D-FINE使用pth权重批量推理可视化图片

关于D-FINE相关的内容可参考下面这篇博客: 

论文解读:ICLR2025 | D-FINE_d-fine: redefine regression task in detrs as fine--CSDN博客文章浏览阅读949次,点赞18次,收藏28次。D-FINE 是一款功能强大的实时物体检测器,它将 DETRs 中的边界框回归任务重新定义为细粒度分布细化(FDR),并引入了全局最优定位自蒸馏(GO-LSD),在不引入额外推理和训练成本的情况下表现出了最佳性能_d-fine: redefine regression task in detrs as fine-grained distribution refinhttps://blog.csdn.net/Jacknbv/article/details/148002595?spm=1001.2014.3001.5501 在D-FINE官方源码的根目录下的tools/inference/torch.inf.py进行一些修改:

"""
Copyright (c) 2024 The D-FINE Authors.

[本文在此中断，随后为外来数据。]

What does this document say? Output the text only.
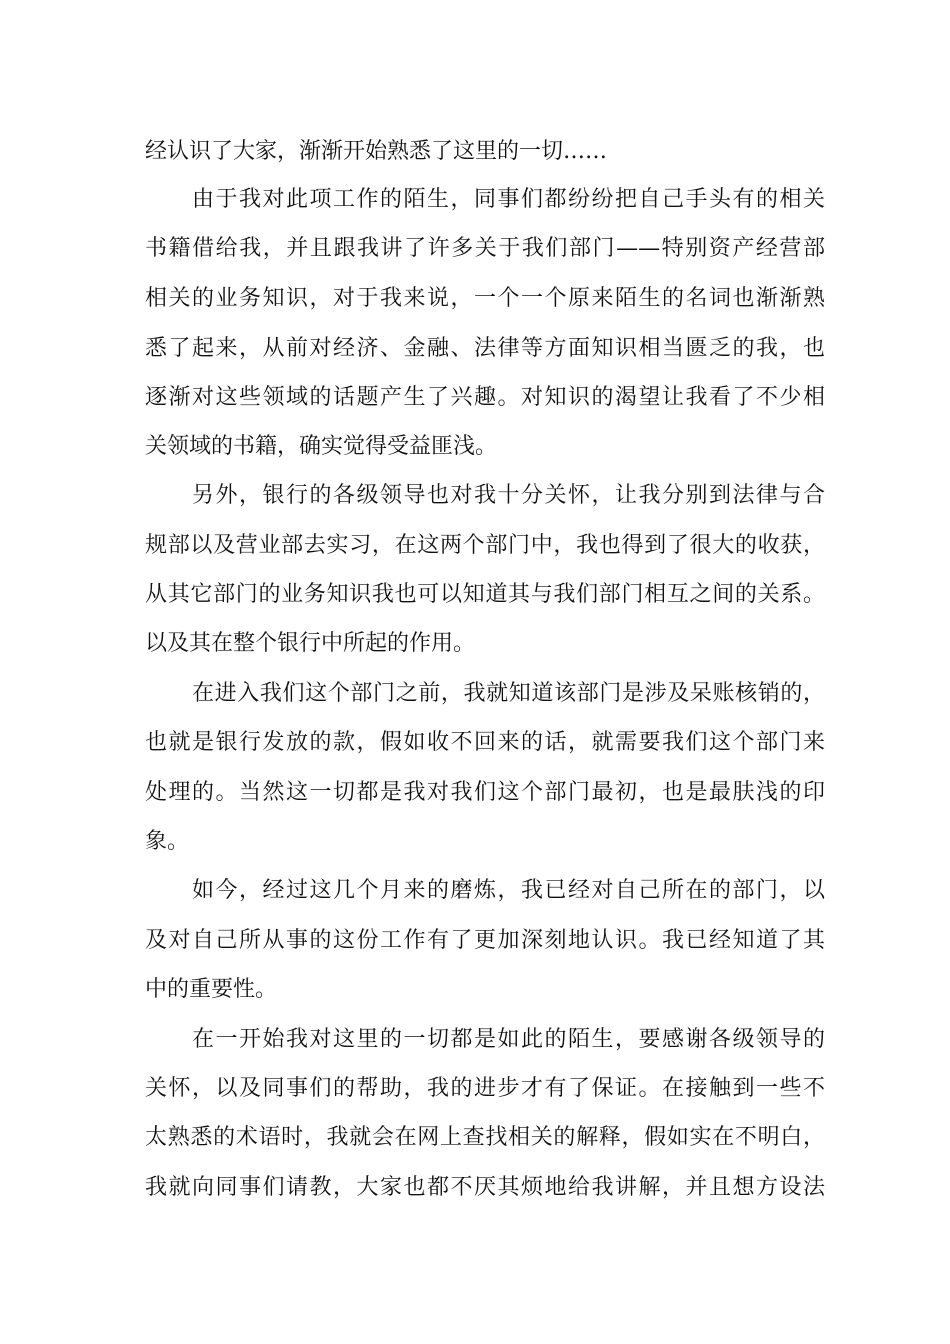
经认识了大家，渐渐开始熟悉了这里的一切……
由于我对此项工作的陌生，同事们都纷纷把自己手头有的相关
书籍借给我，并且跟我讲了许多关于我们部门——特别资产经营部
相关的业务知识，对于我来说，一个一个原来陌生的名词也渐渐熟
悉了起来，从前对经济、金融、法律等方面知识相当匮乏的我，也
逐渐对这些领域的话题产生了兴趣。对知识的渴望让我看了不少相
关领域的书籍，确实觉得受益匪浅。
另外，银行的各级领导也对我十分关怀，让我分别到法律与合
规部以及营业部去实习，在这两个部门中，我也得到了很大的收获，
从其它部门的业务知识我也可以知道其与我们部门相互之间的关系。
以及其在整个银行中所起的作用。
在进入我们这个部门之前，我就知道该部门是涉及呆账核销的，
也就是银行发放的款，假如收不回来的话，就需要我们这个部门来
处理的。当然这一切都是我对我们这个部门最初，也是最肤浅的印
象。
如今，经过这几个月来的磨炼，我已经对自己所在的部门，以
及对自己所从事的这份工作有了更加深刻地认识。我已经知道了其
中的重要性。
在一开始我对这里的一切都是如此的陌生，要感谢各级领导的
关怀，以及同事们的帮助，我的进步才有了保证。在接触到一些不
太熟悉的术语时，我就会在网上查找相关的解释，假如实在不明白，
我就向同事们请教，大家也都不厌其烦地给我讲解，并且想方设法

All Rights Reserved.
"""

import os
import sys

import cv2
import numpy as np
import torch
import torch.nn as nn
import torchvision.transforms as T
from PIL import Image, ImageDraw, ImageFont
from tqdm import tqdm

sys.path.append(os.path.abspath(os.path.join(os.path.dirname(__file__), "../../")))
from src.core import YAMLConfig


# 类别名称-->类别可以增加或者减少,对应的COLORS也做一些改变
NAMES = ['car', 'dog', 'person', 'cow']
# 颜色 (BGR格式)
COLORS = [(0, 0, 255), (255, 0, 255), (3, 97, 255), (255, 0, 0)]
# 字体文件路径-->没有字体文件会采用默认的字体
FONT_PATH = "Arial.ttf" 
# --- ---


def plot_one_box(box, im, color=(128, 128, 128), txt_color=(255, 255, 255), label=None, line_width=3):
    """
    Plots one xyxy box on image im with label, using a custom font.
    Text position is adjusted to stay within image boundaries.
    """
    assert im.data.contiguous, 'Image not contiguous. Apply np.ascontiguousarray(im) to plot_on_box() input image.'
    lw = line_width or max(round(min(im.shape[:2]) * 0.003), 2)

    c1, c2 = (int(box[0]), int(box[1])), (int(box[2]), int(box[3]))
    cv2.rectangle(im, c1, c2, color, thickness=lw, lineType=cv2.LINE_AA)

    if label:
        # 为了给Pillow使用,将OpenCV的BGR颜色转换为RGB
        color_rgb = (color[2], color[1], color[0])

        # 使用Pillow来绘制带自定义字体的文本
        try:
            # 将字体大小的计算基准和最小值都放大一倍
            font_size = max(round(lw * 12), 30)  # 根据线宽调整字体大小
            font = ImageFont.truetype(FONT_PATH, size=font_size)
        except IOError:
            print(f"警告: 字体文件未找到于 '{FONT_PATH}'. 将使用默认字体。")
            font = ImageFont.load_default()

        # 将OpenCV图像 (BGR) 转换为Pillow图像 (RGB)
        im_pil = Image.fromarray(cv2.cvtColor(im, cv2.COLOR_BGR2RGB))
        draw = ImageDraw.Draw(im_pil)

        # 获取文本尺寸
        if hasattr(font, 'getbbox'):  # Pillow 9.2.0+
            _, _, txt_width, txt_height = font.getbbox(label)
        else:  # 旧版本 Pillow
            txt_width, txt_height = draw.textsize(label, font)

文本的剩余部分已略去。